I stayed there with her. Until the police came, when they did, they shun a bright light on my beautiful Angela, they told me that it was no longer her, just a shell she walked around in. But God, what a beautiful shell. After they drove me home, I opened the satchel. Inside were a pair of earrings got her for her birthday, a picture of her mother, some soaking wet candy, and a piece of ripped paper- a suicide note.

I couldn't give it to the police. It was mine. But I had to share it with her mother, to reassure her. But I kept it. Along with everything else. I kept her picture framed by my bed, and I didn't return to the lake until today.

It's bright, beautiful. It's quiet.
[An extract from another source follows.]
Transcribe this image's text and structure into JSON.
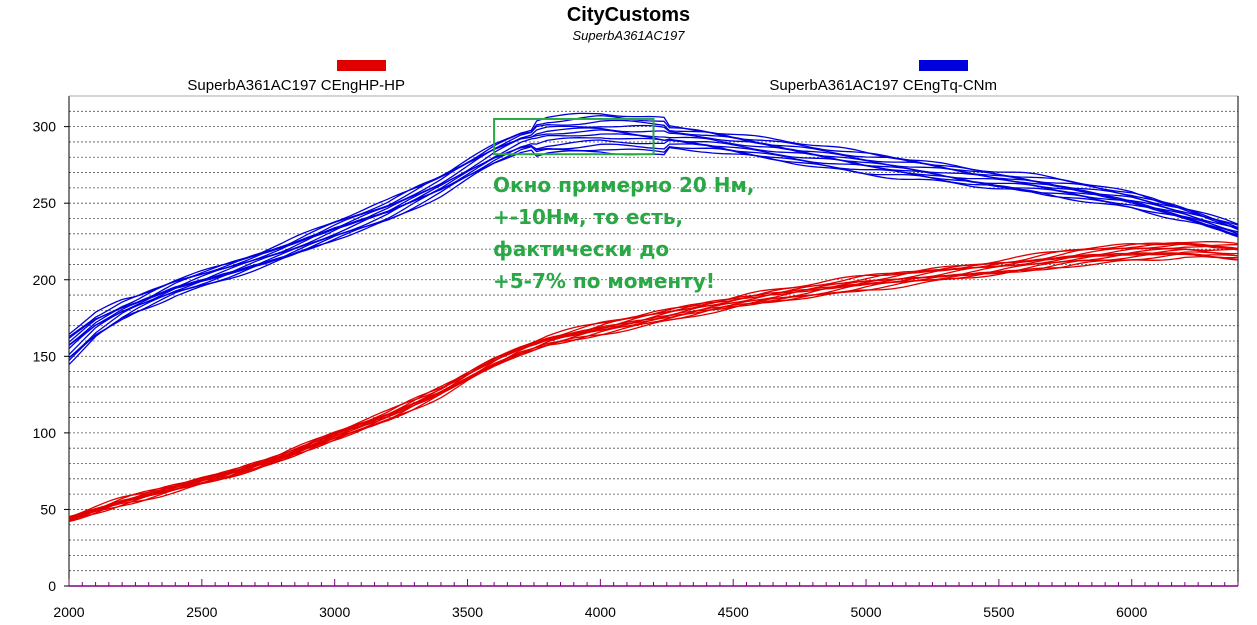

I showed Angela it a few months before her death, I just never assumed she'd drown here. It makes sense, though, I suppose. It was her favourite place on earth. So calm, so gorgeous, so delicate, much like her. My sweet Angela. I grab a rock from the ground and chuck it, the lake ripples for the first time.

My chest fills, I turn, everywhere. Her beautiful blue eyes, her dimples, her soft hands I see it all around me. A work of art, she follows me. I scream, then drop to the dirt. A sob erupts out of me, and in this moment, I know I've lost her for ever.